TL – Você é a favor das cotas?

Júlio – Sou a favor das cotas. Não fui cotista, sempre estudei em escola pública, mas quando fui aluno lutei para que isso acontecesse, e hoje é uma realidade. Tem mais de dez anos que existem as cotas raciais que mudaram a nossa história. Eu sou a favor enquanto não se mudar a política de base da educação no ensino fundamental.

TL – De que forma o racismo se mostra mais exacerbado e difícil de ser combatido?

Júlio – Na internet. Hoje em dia as mídias sociais passaram a ser um território muito perigoso. As pessoas pensam que, por estar na Internet, não serão descobertas e que não existirá ninguém que possa cercear o que escrevem e por isso podem falar o que quiser. Mas, na Internet também devem ser respeitadas a pluralidade e a diversidade, bem como as outras etnias e ideias. Temos visto que até artirtas sofrem com a questão do preconceito racial, e isso é muito preocupante.

TL – Como você avalia as conquistas do movimento negro no país?

Júlio – São fundamentais e foram importantes para marcar o território das pessoas negras. Mas ainda tem muita coisa a ser feita sobretudo fora do movimento negro, tendo em vista que ele não consegue dar conta de toda a dificuldade que o negro enfrenta no Brasil. Deveria ter mais movimentos, mais pessoas ligadas a essas questões dentro do movimento e que viessem pressionar o poder público acerca das questões sociais.

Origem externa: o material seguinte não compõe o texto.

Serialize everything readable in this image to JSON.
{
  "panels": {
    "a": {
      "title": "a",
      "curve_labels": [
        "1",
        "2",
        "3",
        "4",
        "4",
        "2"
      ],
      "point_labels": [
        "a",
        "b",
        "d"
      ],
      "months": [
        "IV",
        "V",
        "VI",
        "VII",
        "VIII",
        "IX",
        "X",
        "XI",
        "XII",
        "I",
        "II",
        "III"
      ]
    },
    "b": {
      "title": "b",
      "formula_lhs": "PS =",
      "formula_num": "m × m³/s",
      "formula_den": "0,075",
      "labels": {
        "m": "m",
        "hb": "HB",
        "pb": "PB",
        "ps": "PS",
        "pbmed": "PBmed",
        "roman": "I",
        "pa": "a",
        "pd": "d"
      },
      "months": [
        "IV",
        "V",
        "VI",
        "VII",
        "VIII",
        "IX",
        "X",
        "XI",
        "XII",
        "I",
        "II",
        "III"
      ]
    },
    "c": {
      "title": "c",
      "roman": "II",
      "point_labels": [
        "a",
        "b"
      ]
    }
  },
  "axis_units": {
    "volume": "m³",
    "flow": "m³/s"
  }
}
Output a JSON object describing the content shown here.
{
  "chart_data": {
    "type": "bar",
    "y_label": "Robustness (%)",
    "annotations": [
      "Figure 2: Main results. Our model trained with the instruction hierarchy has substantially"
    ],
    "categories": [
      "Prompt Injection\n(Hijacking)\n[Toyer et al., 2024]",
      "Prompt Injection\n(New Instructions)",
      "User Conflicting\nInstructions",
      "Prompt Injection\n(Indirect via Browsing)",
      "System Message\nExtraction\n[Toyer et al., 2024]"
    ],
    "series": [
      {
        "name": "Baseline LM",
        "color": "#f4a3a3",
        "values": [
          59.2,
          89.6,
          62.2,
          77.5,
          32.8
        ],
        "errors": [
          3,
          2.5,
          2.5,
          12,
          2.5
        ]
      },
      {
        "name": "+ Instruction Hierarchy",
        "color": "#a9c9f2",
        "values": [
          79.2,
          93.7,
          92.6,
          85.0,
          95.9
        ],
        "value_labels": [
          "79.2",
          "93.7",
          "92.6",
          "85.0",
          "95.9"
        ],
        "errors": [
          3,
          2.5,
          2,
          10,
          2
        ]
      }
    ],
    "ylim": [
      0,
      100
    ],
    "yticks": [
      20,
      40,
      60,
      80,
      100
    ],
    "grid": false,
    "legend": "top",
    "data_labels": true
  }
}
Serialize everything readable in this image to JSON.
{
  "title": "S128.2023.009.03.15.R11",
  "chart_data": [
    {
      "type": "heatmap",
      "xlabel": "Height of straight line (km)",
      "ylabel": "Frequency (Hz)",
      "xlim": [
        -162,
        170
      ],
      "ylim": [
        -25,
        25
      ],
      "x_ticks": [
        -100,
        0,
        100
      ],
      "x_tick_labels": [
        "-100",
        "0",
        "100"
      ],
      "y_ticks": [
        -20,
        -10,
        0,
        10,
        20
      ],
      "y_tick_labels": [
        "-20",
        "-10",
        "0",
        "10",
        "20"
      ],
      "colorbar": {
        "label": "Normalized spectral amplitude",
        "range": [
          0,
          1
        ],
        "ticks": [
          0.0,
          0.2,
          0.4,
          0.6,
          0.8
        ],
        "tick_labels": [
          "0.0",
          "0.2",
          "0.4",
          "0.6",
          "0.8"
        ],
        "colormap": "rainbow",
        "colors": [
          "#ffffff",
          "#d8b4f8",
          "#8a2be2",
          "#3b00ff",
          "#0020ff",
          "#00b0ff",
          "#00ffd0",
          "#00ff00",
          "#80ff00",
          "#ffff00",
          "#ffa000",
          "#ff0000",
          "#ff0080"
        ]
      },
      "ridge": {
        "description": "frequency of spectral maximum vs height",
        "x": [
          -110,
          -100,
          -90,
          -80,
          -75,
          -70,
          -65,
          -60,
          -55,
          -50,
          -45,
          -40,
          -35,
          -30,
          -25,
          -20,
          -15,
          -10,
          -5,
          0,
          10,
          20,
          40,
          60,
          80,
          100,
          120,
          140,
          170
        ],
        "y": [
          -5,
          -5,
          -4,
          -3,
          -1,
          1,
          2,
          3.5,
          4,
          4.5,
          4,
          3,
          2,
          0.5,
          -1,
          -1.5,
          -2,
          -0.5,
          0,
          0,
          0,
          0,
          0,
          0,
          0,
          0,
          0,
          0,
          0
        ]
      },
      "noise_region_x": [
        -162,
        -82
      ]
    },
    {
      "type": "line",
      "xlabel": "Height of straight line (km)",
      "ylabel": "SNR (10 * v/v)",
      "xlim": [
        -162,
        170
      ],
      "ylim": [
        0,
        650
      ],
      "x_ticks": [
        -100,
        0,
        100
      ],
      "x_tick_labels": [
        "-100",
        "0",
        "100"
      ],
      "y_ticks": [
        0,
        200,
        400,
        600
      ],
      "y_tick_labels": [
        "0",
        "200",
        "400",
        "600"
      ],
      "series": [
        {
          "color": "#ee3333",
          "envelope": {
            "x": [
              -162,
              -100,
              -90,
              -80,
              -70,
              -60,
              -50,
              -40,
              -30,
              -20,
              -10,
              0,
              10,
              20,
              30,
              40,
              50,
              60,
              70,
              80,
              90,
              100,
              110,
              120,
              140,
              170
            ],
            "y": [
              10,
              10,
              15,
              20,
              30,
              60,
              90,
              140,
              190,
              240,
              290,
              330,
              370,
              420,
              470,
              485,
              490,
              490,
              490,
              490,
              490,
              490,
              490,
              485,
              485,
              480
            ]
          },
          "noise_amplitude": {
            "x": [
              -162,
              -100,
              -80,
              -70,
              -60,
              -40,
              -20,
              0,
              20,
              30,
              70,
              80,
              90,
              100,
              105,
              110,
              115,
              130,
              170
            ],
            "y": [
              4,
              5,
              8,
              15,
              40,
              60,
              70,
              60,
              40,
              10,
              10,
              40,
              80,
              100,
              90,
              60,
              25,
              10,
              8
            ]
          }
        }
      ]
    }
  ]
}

TL – Como combater o preconceito?

Júlio – Com conhecimento. E aproveitando para parabenizar o Jornal Tribuna do Leste por abrir esse debate tão vigente em nossa sociedade. As pessoas têm medo ou preconceito por falta de conhecimento – que combate qualquer tipo de preconceito. Acredito que o entendimento e o discernimento sobre outras culturas são capazes de fazer um país melhor para todos.